Intervention de Patrick Lecante

Réunion du mercredi 23 juin 2021 à 16h30
Commission d'enquête sur la lutte contre l'orpaillage illégal en guyane

Patrick Lecante, président du Comité de l'eau et de la biodiversité de Guyane :

Je suis maire de Montsinéry-Tonnegrande depuis 2008 et président du comité de bassin, devenu, conformément aux dispositions législatives de janvier 2017, le comité de l'eau et de la biodiversité (CEB). Communément appelé parlement de l'eau, celui-ci compte une quarantaine de membres, essentiellement issus de la société civile et des institutions de la Guyane. Il réunit ainsi des maires, des membres de la collectivité territoriale de la Guyane (CTG) et des administrations essentielles du département. Le mouvement des entreprises de France (MEDEF) Guyane y représente le monde économique.

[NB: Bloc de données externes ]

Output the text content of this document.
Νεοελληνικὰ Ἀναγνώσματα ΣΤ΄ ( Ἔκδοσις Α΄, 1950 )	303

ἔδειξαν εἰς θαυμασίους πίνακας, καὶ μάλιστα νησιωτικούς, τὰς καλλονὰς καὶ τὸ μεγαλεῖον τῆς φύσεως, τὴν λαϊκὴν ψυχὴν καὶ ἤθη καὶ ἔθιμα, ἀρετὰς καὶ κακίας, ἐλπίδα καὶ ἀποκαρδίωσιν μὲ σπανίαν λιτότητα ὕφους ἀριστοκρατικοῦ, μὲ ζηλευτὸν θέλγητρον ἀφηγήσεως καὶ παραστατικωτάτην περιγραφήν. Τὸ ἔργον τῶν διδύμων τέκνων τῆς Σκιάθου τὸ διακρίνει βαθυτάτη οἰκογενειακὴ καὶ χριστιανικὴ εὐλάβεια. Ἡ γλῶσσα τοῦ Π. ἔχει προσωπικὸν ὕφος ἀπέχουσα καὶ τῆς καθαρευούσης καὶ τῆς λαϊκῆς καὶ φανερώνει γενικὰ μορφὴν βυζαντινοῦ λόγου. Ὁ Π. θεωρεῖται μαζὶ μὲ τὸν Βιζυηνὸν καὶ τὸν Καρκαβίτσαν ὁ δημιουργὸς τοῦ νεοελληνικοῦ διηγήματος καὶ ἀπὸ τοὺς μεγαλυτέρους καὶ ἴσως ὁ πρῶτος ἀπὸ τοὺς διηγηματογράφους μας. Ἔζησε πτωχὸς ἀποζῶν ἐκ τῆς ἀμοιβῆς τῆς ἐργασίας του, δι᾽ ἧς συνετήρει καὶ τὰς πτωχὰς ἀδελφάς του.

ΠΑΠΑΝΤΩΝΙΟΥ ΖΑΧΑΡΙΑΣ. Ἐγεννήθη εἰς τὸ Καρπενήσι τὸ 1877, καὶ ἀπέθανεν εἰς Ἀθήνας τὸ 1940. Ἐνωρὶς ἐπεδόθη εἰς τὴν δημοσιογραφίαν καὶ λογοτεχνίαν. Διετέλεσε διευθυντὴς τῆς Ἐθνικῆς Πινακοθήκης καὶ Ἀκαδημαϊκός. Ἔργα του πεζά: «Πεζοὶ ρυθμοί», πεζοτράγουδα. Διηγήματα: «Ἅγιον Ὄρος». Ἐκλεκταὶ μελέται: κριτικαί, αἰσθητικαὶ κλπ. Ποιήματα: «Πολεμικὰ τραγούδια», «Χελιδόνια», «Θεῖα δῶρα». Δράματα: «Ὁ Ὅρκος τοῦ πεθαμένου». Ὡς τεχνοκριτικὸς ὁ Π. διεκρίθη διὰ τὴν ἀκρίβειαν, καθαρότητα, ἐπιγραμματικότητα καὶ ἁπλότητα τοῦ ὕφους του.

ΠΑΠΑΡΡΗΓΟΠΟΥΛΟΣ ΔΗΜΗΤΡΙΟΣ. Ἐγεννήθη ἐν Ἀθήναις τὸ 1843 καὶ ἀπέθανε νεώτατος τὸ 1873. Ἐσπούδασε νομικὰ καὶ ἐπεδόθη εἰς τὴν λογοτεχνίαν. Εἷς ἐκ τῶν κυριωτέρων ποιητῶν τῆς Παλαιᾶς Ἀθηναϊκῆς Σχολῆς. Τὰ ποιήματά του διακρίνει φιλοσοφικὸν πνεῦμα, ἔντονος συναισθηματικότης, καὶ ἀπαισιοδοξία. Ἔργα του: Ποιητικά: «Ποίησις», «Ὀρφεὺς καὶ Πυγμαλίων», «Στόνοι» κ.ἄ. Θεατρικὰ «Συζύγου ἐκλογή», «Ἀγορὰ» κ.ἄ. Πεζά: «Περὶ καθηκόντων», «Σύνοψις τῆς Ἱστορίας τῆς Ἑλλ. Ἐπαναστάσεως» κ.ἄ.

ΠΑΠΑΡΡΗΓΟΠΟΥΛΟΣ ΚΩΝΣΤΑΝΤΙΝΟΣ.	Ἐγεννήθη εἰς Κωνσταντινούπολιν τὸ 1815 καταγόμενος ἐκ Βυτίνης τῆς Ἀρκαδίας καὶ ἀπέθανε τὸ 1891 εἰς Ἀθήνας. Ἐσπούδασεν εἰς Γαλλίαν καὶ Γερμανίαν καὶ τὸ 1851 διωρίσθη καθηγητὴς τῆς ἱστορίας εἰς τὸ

Ce comité a pour rôle de veiller aux grands enjeux stratégiques en matière de gestion durable de l'eau, ce à quoi il œuvre au travers du schéma directeur d'aménagement et de gestion des eaux (SDAGE) pour le district hydrographique de la Guyane, selon les dispositions législatives de 1992, confirmées par la directive cadre de l'eau de la Commission européenne, imposant de planifier une gestion durable de l'eau.

Notre comité relève par ailleurs du comité national de l'eau. Celui-ci a siégé le 8 juin dernier en vue d'adopter les différents projets de SDAGE de l'ensemble de la France. Seul celui de la Guyane n'a pas été approuvé. Notre département fait ainsi figure de mauvais élève.

Les opérateurs miniers légaux du département se sont bruyamment plaints auprès du CEB que la responsabilité de la mauvaise qualité des masses d'eau leur était attribuée, alors que le dernier état des lieux de 2019 estime la dégradation de ces masses d'eau due au secteur aurifère illégal, actif jusqu'au cœur même du parc amazonien.

L'orpaillage illégal impacte les milieux naturels, aquatiques, et la biodiversité de la Guyane. Plus de 40 % des masses d'eau du département ne sont plus conformes aux directives-cadres européennes, or il est à craindre que ce déclassement les touche bientôt dans leur ensemble.

Quoi qu'il en soit, nous sommes désormais contraints de ramener ces masses d'eau en conformité avec les dispositions réglementaires. La ministre de la transition écologique nous a adressé, en juillet 2020, une correspondance nous alertant sur la nécessité de restaurer les masses d'eau fortement dégradées par l'orpaillage illégal et d'assurer leur maintien dans un bon état écologique.

La problématique de l'eau en Guyane relève d'une question de survie.

D'abord, d'un point de vue culturel, la majeure partie des populations agglomérées depuis des siècles sur le territoire guyanais s'y sont implantées en lien direct avec l'élément liquide. Les noms donnés aux localités en fournissent la preuve. Les populations établies le long du Maroni ont adopté un mode de vie durable dépendant de ce fleuve frontalier.

Ensuite, compte tenu de la forte pression démographique depuis une vingtaine d'années, le problème de l'alimentation en eau potable se pose déjà à certaines agglomérations. À en croire les estimations, le service public d'eau potable ne dessert que 70 % de la population guyanaise. Il nous reste à combler un lourd retard en matière d'infrastructure.

Le risque existe d'un effet ciseaux, dû à la forte dégradation de la qualité bactériologique et chimique des masses d'eau, combinée à la nécessité d'un rattrapage en termes d'infrastructures pour alimenter en eau la population, qui, d'ici vingt-cinq à trente ans, comptera 500 000 âmes.

En somme, un défi se pose à nous, dans un univers écologique, celui de l'Amazonie, fort différent de l'Europe continentale, bien que la Guyane fasse partie de l'Union européenne.